The conflict at the heart of this book is the same as there is at the heart of the British TV industry; between the creative programme makers, convinced that they are on a mission to serve and enlighten the public, and on the other side, the money makers, who have to run the business so that everyone gets paid. The author, formerly head of documentaries at Granada, leaves you in no doubt about which side he stands on; much of the book is a hatchet job on Gerry Robinson and Charles Allen, the managers who laid off thousands of staff while personally enriching themselves and leaving Granada, as the author grimly concludes, "hollowed out".

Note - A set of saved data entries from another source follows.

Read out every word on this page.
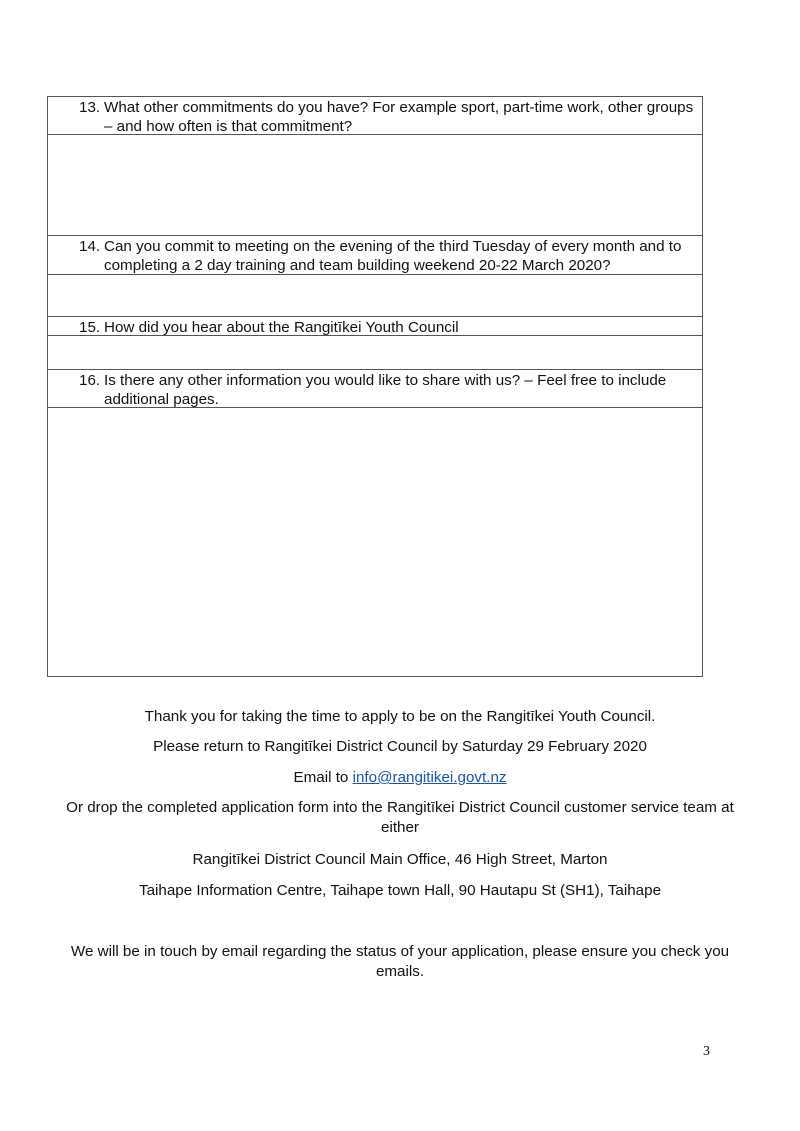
13. What other commitments do you have? For example sport, part-time work, other groups – and how often is that commitment?
14. Can you commit to meeting on the evening of the third Tuesday of every month and to completing a 2 day training and team building weekend 20-22 March 2020?
15. How did you hear about the Rangitīkei Youth Council
16. Is there any other information you would like to share with us? – Feel free to include additional pages.
Thank you for taking the time to apply to be on the Rangitīkei Youth Council.
Please return to Rangitīkei District Council by Saturday 29 February 2020
Email to info@rangitikei.govt.nz
Or drop the completed application form into the Rangitīkei District Council customer service team at either
Rangitīkei District Council Main Office, 46 High Street, Marton
Taihape Information Centre, Taihape town Hall, 90 Hautapu St (SH1), Taihape
We will be in touch by email regarding the status of your application, please ensure you check you emails.
3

That is my problem with the book: it's terribly one-sided, making little reference to the context of technological change which has had an impact on the TV industry. Some slimming down of broadcasting had to take place - ITV hasn't lost viewers just because it was badly managed, but because cable, satellite and digital TV (which is barely mentioned) came along, and guess what - given the choice of 30 channels, people watch less ITV. The section at the end of the book which tries to put ITV's decline in the context of incompetent British industrial management is not without a grain of truth, but unconvincing, bolted on.
Certainly worth reading if you are interested in British TV, and quite good on the regulatory context of the Thatcher government in the 1980s and 1990s (not as boring as that makes it sound). Probably a difficult book to get much out of if you don't know some of the people involved.